Cualquier estudio ecuánime y todos los indicadores existentes demuestran que España está a la cola de Europa en inversión en I+D+i (investigación, desarrollo e innovación) y en el uso de las TIC. Según el último Informe Cotec, de antes del verano, España dedica anualmente a I+D+i el 0,97% del PIB, casi la mitad de la media de la UE y muy por debajo de algunos de los países de su entorno, como Francia (2,18%), Alemania (2,49%) e Italia (1,07%). Los datos del Informe anual sobre el desarrollo de la sociedad de la información en España, que cada año edita la Fundación Auna, son deprimentes: se cuente como se cuente (población usuaria de Internet, seguridad en la Red, infraestructuras, Internet en la empresa, banda ancha, gasto público, entorno innovador, etcétera), España está en los últimos lugares de los países europeos. Sólo Grecia tiene un índice de penetración de la sociedad de la información peor que el nuestro. Siendo esto malo, peor es la tendencia, pues nuestro país forma parte del pelotón de naciones que experimentaron un estancamiento en 2002.

Para rizar el rizo, si se descompone ese ínfimo porcentaje del PIB que se utiliza en I+D, aparece otra muñeca rusa: según datos de la cátedra Unesco de la Universidad Autónoma de Barcelona y de la Fundació per la Pau, desde 1996 entre el 40% y el 50% del dinero destinado a I+D en los Presupuestos se ha dirigido a I+D militar.

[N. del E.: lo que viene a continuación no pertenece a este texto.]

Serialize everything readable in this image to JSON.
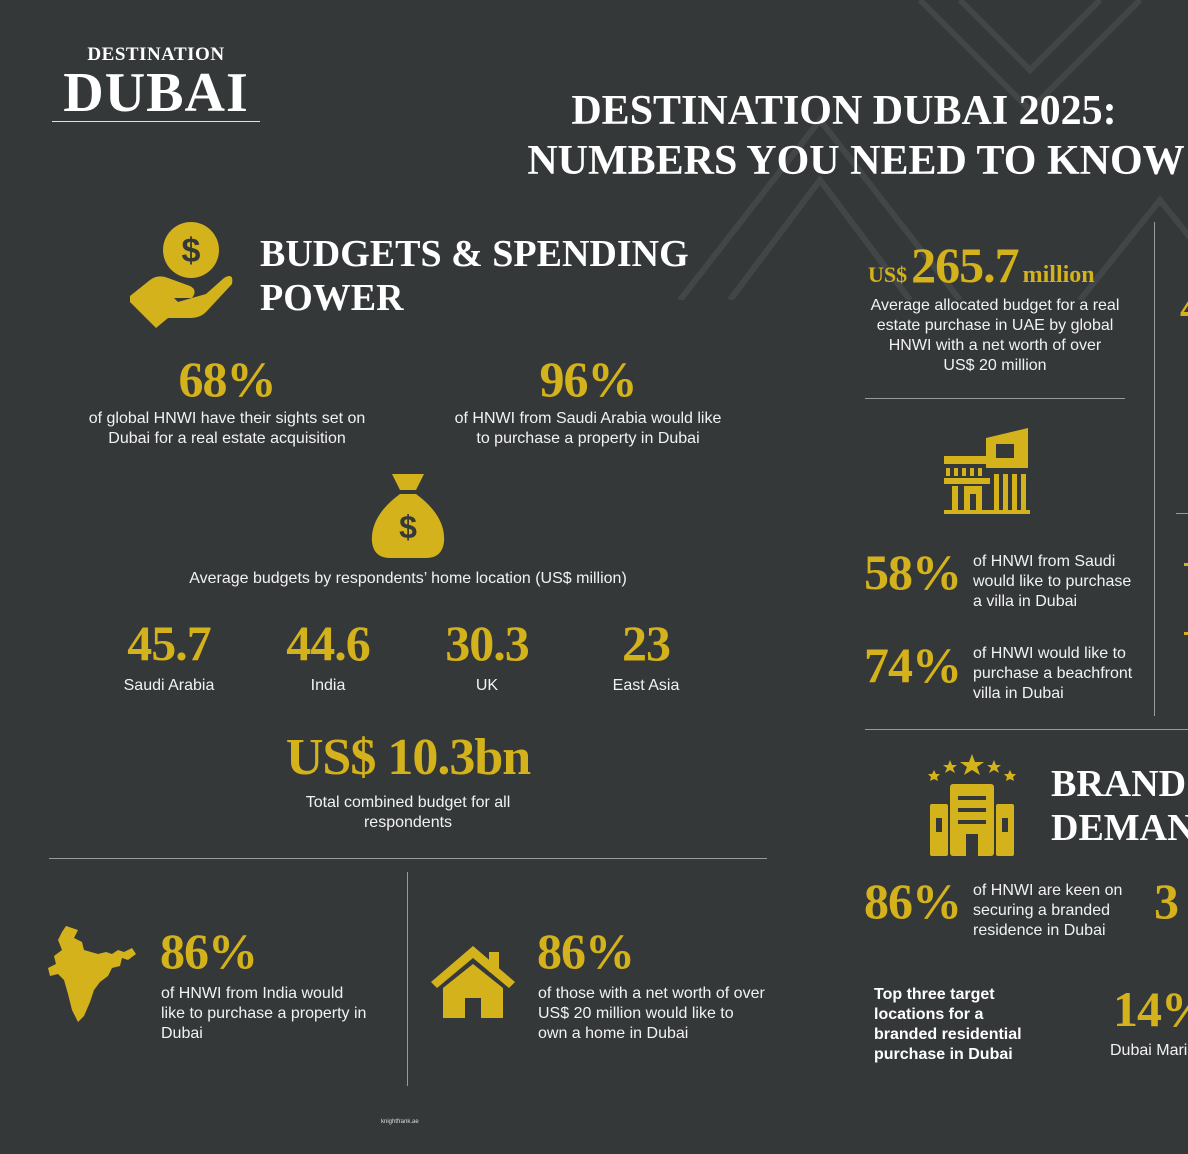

En el año 2000, la UE celebró la cumbre de Lisboa. Los mandatarios concluyeron la necesidad de hacer de Europa "la economía basada en el conocimiento más competitiva y dinámica del mundo en 2010, capaz de mantener un crecimiento sostenible con más y mejores puestos de trabajo y mayor cohesión social". Un año después, en Barcelona, se concretó ese esfuerzo: el objetivo era destinar el 3% del PIB en I+D en 2010. Dos líderes sobresalieron en el esfuerzo propagandístico de esa modernidad: Blair y Aznar. Tres años después, la realidad ofende en nuestro país y quienes hacen bandera de la modernidad europea, a través de la sociedad de la información, son los representantes de la vieja Europa, Francia y Alemania.

Estos dos países tienen un déficit público por encima del 3%, pero en la comparación de las brechas social y digital están en la primera división. España, con un déficit cero, está a la cola. ¿Merece la pena? ¿En qué consiste la convergencia real, no la macroeconómica?